From the dogmatic constitution on the Church of the Second Vatican Council - The mission of the Holy Spirit in the church:
"When the Son completed the work with which the Father had entrusted him on earth, the Holy Spirit was sent on the day of Pentecost to sanctify the Church unceasingly, and thus enable believers to have access to the Father through Christ in the one Spirit. He is the Spirit of life, the fountain of water welling up to give eternal life. Through him the Father gives life to men, dead because of sin, until he raises up their mortal bodies in Christ. The Spirit dwells in the Church and in the hearts of the faithful as in a temple. He prays in them and bears witness in them to their adoption as sons. He leads the Church into all truth and gives it unity in communion and in service. He endows it with different hierarchical and charismatic gifts, directs it by their means, and enriches it with his fruits. By the power of the Gospel he enables the Church to grow young, perpetually renews it, and leads it to complete union with its Bridegroom. For the Spirit and the Bride say to the Lord Jesus: “Come!” In this way the Church reveals itself as a people whose unity has its source in the unity of Father, Son and Holy Spirit. The whole company of the faithful, who have an anointing by the Holy Spirit, cannot err in faith. They manifest this distinctive characteristic of theirs in the supernatural instinct of faith (‘sensus fidei’) of the whole people when, from the bishops to the most ordinary lay person among the faithful, they display a universal agreement on matters of faith and morals. This instinct of faith is awakened and kept in being by the Spirit of truth. Through it the people of God hold indefectibly to the faith once delivered to the saints, penetrate it more deeply by means of right judgement, and apply it more perfectly in their lives. They do all this under the guidance of the sacred teaching office: by faithful obedience to it they receive, not the word of men but in truth the word of God."

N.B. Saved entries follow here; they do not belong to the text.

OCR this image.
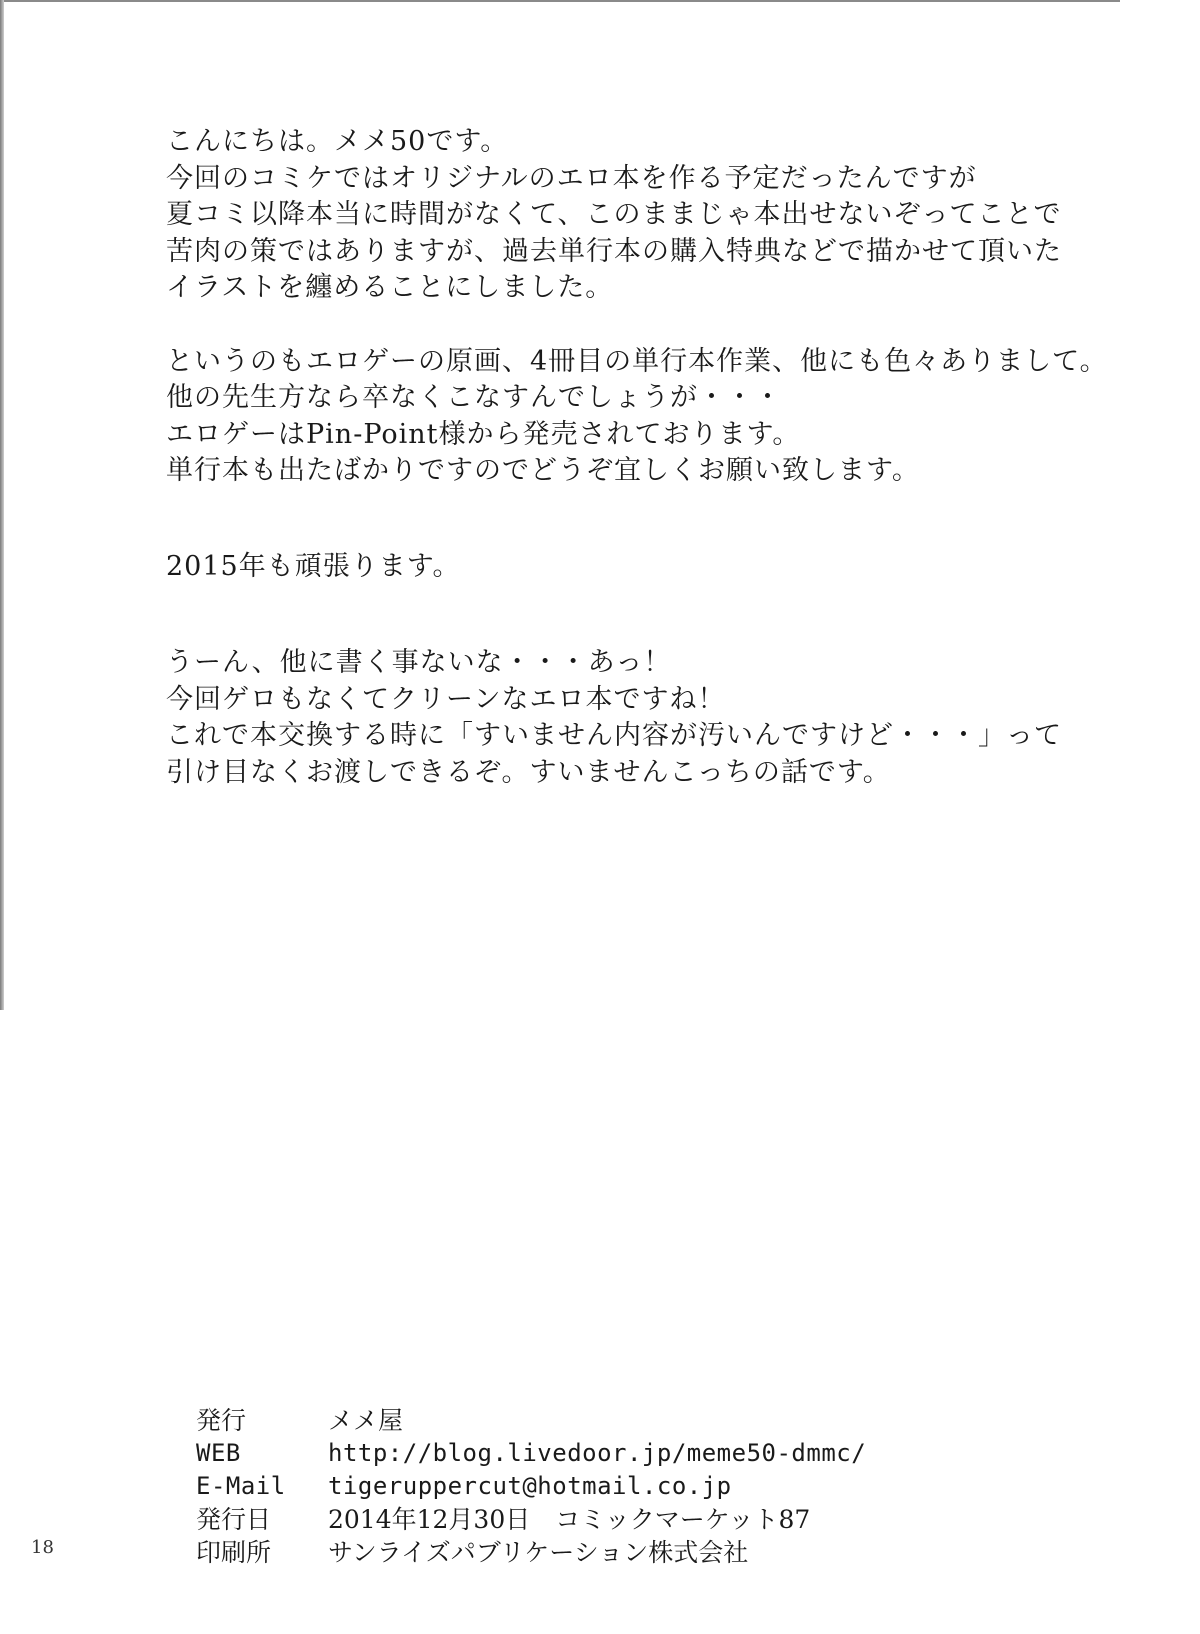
こんにちは。メメ50です。
今回のコミケではオリジナルのエロ本を作る予定だったんですが
夏コミ以降本当に時間がなくて、このままじゃ本出せないぞってことで
苦肉の策ではありますが、過去単行本の購入特典などで描かせて頂いた
イラストを纏めることにしました。
というのもエロゲーの原画、4冊目の単行本作業、他にも色々ありまして。
他の先生方なら卒なくこなすんでしょうが・・・
エロゲーはPin-Point様から発売されております。
単行本も出たばかりですのでどうぞ宜しくお願い致します。
2015年も頑張ります。
うーん、他に書く事ないな・・・あっ！
今回ゲロもなくてクリーンなエロ本ですね！
これで本交換する時に「すいません内容が汚いんですけど・・・」って
引け目なくお渡しできるぞ。すいませんこっちの話です。
発行	メメ屋
WEB	http://blog.livedoor.jp/meme50-dmmc/
E-Mail	tigeruppercut@hotmail.co.jp
発行日	2014年12月30日　コミックマーケット87
印刷所	サンライズパブリケーション株式会社
18
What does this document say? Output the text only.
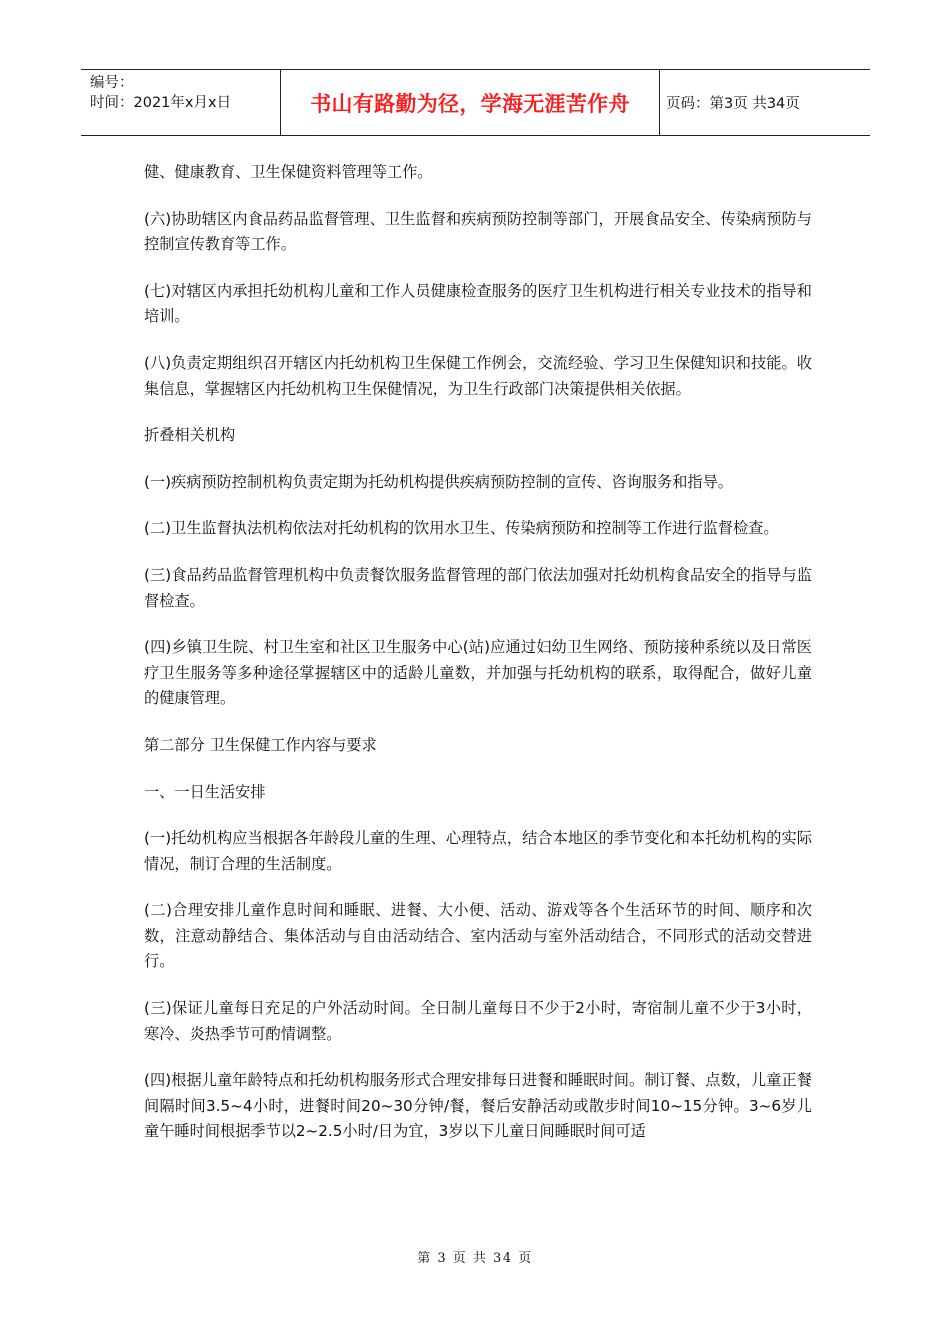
编号：
时间：2021年x月x日	书山有路勤为径，学海无涯苦作舟	页码：第3页 共34页

健、健康教育、卫生保健资料管理等工作。

(六)协助辖区内食品药品监督管理、卫生监督和疾病预防控制等部门，开展食品安全、传染病预防与控制宣传教育等工作。

(七)对辖区内承担托幼机构儿童和工作人员健康检查服务的医疗卫生机构进行相关专业技术的指导和培训。

(八)负责定期组织召开辖区内托幼机构卫生保健工作例会，交流经验、学习卫生保健知识和技能。收集信息，掌握辖区内托幼机构卫生保健情况，为卫生行政部门决策提供相关依据。

折叠相关机构

(一)疾病预防控制机构负责定期为托幼机构提供疾病预防控制的宣传、咨询服务和指导。

(二)卫生监督执法机构依法对托幼机构的饮用水卫生、传染病预防和控制等工作进行监督检查。

(三)食品药品监督管理机构中负责餐饮服务监督管理的部门依法加强对托幼机构食品安全的指导与监督检查。

(四)乡镇卫生院、村卫生室和社区卫生服务中心(站)应通过妇幼卫生网络、预防接种系统以及日常医疗卫生服务等多种途径掌握辖区中的适龄儿童数，并加强与托幼机构的联系，取得配合，做好儿童的健康管理。

第二部分 卫生保健工作内容与要求

一、一日生活安排

(一)托幼机构应当根据各年龄段儿童的生理、心理特点，结合本地区的季节变化和本托幼机构的实际情况，制订合理的生活制度。

(二)合理安排儿童作息时间和睡眠、进餐、大小便、活动、游戏等各个生活环节的时间、顺序和次数，注意动静结合、集体活动与自由活动结合、室内活动与室外活动结合，不同形式的活动交替进行。

(三)保证儿童每日充足的户外活动时间。全日制儿童每日不少于2小时，寄宿制儿童不少于3小时，寒冷、炎热季节可酌情调整。

(四)根据儿童年龄特点和托幼机构服务形式合理安排每日进餐和睡眠时间。制订餐、点数，儿童正餐间隔时间3.5~4小时，进餐时间20~30分钟/餐，餐后安静活动或散步时间10~15分钟。3~6岁儿童午睡时间根据季节以2~2.5小时/日为宜，3岁以下儿童日间睡眠时间可适

第 3 页 共 34 页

People sometimes use sensus fidei to justify heterodox doctrines that contradict orthodox teaching, missing the entirety of the point as emphasized above, that it applies when all are in agreement from the bishops down to the lay people. The whole people spans the centuries all the way back to the Apostles, and to the bishops that taught and clarified after them. Another crucial point is that the Spirit who reveals all this is the same Spirit of communion and unity, thereby making contradictions impossible. Blessed John Henry Newman made the case for the organic growth of doctrine that explains how doctrines can be applied to new settings without any rupture in Truth. A new doctrine is therefore suspicious when it contradicts orthodox teaching and the magisterium.